Gamechanger: Eine Pflanze, die den globalen Konflikt ums Wasser entschärft
Der Queller oder Seespargel gedeiht auf Salzwiesen und im Watt
Foto: imago imagesDie Idee
Umweltverschmutzung, Klimawandel und Bevölkerungswachstum verknappen weltweit das Trinkwasser. Verschärft wird die Knappheit durch die Landwirtschaft, die seit Jahrzehnten immer mehr Süßwasser zur Bewässerung einsetzt. Da liegt die Idee nahe, den zweiten, viel größeren Wasservorrat der Welt für die Landwirtschaft zu nutzen: Salzwasser, das 97 Prozent der globalen Wassermenge ausmacht. Gelänge es, mehr Pflanzen, die in Salzwasser gedeihen, sogenannte Halophyten, als Lebensmittel und Rohstoff zu kultivieren, könnte das den globalen Konflikt ums Wasser entschärfen. Welche dieser salzwasserresistenen Pflanzen sich dafür nutzen lassen, ist Inhalt des europäischen Forschungsprojekts Aquacombine.
Die Köpfe
Insgesamt 17 europäische Projektpartner arbeiten seit 2019 an dem von der EU mit insgesamt zwölf Millionen Euro geförderten Vorhaben.

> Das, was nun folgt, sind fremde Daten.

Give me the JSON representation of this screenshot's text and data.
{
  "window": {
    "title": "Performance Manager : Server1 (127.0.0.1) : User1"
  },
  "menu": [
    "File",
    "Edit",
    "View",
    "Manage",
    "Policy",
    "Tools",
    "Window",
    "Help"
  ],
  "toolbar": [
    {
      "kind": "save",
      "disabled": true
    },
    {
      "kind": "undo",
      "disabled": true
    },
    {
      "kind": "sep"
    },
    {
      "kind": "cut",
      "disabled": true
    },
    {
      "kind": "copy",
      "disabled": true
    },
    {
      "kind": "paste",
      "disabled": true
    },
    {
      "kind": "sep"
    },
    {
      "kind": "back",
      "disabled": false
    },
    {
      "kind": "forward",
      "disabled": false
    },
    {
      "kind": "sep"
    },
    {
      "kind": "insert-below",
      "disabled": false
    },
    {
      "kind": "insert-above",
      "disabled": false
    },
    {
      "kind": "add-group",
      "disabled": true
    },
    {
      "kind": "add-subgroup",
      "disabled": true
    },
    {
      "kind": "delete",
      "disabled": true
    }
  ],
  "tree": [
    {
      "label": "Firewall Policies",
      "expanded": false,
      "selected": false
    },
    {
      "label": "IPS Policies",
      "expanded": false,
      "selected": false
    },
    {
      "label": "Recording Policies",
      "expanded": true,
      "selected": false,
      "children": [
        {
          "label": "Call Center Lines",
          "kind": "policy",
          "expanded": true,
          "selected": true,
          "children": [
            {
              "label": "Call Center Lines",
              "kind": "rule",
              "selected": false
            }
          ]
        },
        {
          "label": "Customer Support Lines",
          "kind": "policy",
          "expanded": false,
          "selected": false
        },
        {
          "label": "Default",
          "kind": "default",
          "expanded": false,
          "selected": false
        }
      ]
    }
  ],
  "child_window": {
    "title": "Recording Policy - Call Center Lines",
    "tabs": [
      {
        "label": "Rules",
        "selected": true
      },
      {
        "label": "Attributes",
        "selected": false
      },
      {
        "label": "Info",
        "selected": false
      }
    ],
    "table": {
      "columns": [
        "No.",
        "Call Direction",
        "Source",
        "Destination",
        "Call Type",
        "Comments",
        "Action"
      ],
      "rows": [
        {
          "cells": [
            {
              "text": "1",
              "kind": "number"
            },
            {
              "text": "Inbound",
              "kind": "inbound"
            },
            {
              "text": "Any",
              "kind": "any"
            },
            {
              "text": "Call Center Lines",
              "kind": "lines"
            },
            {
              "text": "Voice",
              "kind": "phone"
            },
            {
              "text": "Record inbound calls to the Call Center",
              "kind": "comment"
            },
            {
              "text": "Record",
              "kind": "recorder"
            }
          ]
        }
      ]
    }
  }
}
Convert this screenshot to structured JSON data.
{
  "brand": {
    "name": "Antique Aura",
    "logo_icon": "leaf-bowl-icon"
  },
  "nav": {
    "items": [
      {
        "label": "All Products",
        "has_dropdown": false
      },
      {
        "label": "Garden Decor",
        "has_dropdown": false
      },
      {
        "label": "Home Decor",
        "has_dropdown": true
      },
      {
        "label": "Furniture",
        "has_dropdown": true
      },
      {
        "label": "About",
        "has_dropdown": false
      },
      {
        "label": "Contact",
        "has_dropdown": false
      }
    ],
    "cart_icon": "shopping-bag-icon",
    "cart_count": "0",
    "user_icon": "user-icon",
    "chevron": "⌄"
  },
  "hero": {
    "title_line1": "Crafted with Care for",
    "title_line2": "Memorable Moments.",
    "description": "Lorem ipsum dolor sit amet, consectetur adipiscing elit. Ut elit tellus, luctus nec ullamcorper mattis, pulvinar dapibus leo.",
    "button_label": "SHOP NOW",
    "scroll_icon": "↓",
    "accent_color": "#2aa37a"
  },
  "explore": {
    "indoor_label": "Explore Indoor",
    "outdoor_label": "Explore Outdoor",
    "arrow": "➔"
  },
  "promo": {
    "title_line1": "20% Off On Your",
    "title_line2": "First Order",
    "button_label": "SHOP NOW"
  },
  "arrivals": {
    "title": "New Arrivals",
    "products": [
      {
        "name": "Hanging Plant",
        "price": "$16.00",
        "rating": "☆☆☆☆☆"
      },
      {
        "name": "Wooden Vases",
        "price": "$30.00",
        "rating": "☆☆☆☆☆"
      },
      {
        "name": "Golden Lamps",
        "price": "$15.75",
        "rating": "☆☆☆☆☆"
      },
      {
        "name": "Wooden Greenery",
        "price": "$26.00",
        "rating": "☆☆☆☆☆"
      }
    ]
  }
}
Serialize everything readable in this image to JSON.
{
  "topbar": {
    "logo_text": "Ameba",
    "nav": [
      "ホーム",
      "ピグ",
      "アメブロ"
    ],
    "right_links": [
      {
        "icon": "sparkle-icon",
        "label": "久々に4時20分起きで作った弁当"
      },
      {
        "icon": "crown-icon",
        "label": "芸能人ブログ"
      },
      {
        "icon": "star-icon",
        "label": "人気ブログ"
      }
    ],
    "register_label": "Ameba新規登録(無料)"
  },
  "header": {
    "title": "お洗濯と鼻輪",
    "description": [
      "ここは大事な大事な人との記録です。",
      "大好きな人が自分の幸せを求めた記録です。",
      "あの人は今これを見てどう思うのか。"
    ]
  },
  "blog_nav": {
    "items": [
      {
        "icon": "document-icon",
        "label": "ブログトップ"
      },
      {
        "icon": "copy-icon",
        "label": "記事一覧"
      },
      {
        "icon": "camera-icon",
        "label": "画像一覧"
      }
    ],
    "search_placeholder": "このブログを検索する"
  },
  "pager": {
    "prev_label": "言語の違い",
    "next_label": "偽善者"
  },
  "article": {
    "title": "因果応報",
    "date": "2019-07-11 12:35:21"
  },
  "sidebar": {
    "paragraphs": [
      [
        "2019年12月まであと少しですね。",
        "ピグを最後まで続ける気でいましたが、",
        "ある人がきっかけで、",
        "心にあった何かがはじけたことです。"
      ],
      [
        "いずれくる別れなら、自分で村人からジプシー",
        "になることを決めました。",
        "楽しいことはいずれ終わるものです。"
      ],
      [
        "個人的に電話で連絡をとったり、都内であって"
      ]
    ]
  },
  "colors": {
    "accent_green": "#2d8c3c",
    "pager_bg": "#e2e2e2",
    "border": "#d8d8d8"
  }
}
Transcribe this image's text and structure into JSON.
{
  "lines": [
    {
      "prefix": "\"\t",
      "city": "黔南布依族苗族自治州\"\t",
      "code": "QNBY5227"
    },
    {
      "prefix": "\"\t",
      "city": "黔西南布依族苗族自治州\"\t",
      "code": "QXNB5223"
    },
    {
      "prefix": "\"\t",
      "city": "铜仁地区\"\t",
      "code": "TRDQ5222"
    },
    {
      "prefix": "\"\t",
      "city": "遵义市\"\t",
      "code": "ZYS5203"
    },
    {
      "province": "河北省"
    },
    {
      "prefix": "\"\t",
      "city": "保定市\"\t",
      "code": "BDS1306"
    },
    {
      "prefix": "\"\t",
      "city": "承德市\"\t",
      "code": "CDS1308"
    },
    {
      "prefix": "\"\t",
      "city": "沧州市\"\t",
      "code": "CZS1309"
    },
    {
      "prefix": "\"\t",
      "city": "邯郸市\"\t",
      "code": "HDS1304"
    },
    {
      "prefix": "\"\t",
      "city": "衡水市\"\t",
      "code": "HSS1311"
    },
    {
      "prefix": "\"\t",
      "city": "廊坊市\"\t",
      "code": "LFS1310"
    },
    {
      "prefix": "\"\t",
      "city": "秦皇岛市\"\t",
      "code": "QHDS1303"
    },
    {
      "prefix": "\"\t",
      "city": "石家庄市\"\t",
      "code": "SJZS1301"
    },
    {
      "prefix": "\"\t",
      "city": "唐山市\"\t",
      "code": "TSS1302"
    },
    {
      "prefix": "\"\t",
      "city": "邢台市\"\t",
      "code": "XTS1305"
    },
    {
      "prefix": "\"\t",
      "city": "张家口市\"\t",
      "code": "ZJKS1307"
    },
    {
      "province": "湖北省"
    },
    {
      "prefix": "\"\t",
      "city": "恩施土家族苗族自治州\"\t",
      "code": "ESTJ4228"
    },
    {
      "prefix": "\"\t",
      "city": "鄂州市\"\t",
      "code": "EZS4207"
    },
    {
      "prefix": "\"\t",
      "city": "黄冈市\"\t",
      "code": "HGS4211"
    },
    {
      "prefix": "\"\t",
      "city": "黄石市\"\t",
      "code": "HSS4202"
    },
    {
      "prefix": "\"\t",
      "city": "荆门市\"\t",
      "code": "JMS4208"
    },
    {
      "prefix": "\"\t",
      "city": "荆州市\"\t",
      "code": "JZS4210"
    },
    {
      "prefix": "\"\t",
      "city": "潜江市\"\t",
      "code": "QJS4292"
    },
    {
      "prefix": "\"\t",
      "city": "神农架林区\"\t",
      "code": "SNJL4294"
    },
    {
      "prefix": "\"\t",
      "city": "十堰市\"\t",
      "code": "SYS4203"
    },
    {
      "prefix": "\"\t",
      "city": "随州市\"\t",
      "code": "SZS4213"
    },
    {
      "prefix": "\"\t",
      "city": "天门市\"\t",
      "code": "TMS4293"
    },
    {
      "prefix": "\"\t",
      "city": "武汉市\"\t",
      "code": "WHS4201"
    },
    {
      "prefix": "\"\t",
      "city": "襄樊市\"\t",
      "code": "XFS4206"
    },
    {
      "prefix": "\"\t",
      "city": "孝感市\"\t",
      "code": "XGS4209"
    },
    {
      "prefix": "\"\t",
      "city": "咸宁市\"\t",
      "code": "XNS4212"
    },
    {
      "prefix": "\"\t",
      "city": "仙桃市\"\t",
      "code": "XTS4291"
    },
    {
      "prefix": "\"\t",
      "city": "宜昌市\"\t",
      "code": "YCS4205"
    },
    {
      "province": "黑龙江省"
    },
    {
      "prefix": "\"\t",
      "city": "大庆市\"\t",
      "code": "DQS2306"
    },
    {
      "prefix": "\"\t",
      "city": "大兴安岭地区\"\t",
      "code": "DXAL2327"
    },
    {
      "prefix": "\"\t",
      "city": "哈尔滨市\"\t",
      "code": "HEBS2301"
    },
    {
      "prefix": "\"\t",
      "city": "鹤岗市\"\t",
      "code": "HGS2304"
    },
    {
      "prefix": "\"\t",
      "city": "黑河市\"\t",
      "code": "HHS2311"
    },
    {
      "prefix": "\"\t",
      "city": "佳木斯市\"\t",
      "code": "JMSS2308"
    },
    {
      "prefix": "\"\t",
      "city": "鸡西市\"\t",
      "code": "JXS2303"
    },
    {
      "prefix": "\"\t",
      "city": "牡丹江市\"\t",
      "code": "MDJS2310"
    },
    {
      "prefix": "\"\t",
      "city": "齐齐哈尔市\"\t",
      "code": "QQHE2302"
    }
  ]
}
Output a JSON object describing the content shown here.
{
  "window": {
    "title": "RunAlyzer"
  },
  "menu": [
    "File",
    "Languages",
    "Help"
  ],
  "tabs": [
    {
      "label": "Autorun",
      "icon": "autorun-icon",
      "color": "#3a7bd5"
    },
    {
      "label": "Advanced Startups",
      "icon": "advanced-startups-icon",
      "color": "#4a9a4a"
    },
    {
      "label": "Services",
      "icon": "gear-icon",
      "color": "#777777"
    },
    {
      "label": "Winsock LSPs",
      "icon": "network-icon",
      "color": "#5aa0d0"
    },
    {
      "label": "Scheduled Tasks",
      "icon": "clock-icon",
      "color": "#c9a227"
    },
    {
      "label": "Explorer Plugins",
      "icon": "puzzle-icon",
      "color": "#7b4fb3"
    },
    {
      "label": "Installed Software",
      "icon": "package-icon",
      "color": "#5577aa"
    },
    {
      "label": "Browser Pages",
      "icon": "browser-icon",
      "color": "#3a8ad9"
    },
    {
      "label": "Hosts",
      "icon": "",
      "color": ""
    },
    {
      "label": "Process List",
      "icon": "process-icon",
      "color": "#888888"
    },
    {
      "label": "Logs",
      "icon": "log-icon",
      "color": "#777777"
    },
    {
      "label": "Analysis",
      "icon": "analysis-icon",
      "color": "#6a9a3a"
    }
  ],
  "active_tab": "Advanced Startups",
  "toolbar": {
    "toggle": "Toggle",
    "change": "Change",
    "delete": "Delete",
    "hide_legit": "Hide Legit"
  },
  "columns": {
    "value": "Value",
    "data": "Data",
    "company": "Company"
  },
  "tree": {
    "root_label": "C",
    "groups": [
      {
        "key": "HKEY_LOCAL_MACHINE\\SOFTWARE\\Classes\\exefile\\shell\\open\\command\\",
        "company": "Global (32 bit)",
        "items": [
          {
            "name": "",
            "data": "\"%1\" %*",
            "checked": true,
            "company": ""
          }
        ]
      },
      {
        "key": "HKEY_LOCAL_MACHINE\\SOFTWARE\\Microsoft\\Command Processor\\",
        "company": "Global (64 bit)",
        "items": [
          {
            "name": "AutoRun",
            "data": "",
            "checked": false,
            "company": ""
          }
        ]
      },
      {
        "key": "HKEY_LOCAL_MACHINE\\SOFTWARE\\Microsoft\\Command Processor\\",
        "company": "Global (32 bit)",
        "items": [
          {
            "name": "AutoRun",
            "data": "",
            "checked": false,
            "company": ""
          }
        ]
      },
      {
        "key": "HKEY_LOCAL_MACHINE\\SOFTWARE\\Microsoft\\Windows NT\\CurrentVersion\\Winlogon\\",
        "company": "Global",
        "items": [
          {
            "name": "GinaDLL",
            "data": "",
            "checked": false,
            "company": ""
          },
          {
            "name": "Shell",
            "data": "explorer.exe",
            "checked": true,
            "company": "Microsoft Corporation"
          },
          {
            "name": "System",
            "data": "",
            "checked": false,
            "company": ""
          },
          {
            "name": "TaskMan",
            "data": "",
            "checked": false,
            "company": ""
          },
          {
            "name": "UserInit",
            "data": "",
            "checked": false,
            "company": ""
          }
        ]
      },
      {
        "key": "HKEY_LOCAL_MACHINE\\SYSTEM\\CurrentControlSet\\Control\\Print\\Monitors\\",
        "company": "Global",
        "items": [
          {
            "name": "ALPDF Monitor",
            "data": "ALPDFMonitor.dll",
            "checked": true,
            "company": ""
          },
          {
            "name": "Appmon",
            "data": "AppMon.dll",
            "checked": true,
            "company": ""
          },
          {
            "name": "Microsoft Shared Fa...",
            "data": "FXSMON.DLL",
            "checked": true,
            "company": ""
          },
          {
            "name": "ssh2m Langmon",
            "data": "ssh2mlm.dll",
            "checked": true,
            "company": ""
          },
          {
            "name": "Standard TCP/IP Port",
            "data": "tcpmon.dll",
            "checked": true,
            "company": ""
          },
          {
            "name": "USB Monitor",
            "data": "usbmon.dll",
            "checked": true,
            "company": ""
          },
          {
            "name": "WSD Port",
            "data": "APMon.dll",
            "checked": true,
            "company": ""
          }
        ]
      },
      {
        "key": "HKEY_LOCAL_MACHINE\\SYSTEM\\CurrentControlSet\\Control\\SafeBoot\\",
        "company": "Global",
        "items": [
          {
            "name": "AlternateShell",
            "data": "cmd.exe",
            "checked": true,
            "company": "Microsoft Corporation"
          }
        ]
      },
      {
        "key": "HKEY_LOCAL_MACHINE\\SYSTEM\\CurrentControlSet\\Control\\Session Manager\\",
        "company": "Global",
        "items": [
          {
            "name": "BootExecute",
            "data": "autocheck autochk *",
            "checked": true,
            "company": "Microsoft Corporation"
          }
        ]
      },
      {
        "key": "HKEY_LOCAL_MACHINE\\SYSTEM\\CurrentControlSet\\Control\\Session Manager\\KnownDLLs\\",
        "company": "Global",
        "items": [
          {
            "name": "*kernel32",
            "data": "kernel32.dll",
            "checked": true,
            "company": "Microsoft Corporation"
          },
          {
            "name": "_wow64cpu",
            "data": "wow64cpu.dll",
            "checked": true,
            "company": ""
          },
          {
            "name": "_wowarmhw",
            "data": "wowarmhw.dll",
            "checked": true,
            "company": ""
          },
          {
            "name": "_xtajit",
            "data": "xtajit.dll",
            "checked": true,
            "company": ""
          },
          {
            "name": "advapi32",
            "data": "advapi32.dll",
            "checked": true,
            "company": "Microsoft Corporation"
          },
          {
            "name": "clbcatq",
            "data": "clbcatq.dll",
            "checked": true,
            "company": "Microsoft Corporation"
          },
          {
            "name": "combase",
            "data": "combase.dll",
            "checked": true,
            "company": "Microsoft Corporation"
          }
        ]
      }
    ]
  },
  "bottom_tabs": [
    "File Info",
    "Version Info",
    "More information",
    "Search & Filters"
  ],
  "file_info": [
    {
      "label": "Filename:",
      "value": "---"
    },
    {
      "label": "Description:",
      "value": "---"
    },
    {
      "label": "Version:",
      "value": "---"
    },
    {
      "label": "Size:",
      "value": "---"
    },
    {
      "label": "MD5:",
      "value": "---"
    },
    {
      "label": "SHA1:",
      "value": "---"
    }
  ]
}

Aus Deutschland sind es Teams um die Botanikerin Jutta Pappenbrock von der Universität Hannover, den Verfahrenstechniker Axel Gottschalk von der Hochschule Bremerhaven, den Chemieingenieur Hinrich Uellendahl von der Hochschule Flensburg sowie Projektmanagerin Sabine Höfel von der Bielefelder Food Processing Initiative. „Wir wollen herausfinden, ob es möglich ist, eine Nutzungskette mit hoher Wertschöpfung aufzubauen“, so Forscherin Pappenbrock.
Die Umsetzung
Möglich wäre dies etwa mit dem Queller, auch Meeresspargel genannt. Die Pflanze wächst auf Salzwiesen und im Watt. Bisher galt sie allenfalls als Geheimtipp unter Gourmets. Industriell angebaut wurde sie nicht. Dabei eignet sich der Queller nicht bloß als Lebensmittel; die Pflanze ist reich an Polyphenolen, die auch entzündungshemmend wirken. Zudem kann der Meeresspargel, ebenso wie wie die gleichfalls im Projekt untersuchten salztoleranten Pflanzen Strandaster oder Meeresfenchel, dabei helfen, den Bedarf an nachhaltig erzeugter Biomasse zu decken – etwa als Nahrungsmittel für Tiere oder um daraus Biogas zu erzeugen.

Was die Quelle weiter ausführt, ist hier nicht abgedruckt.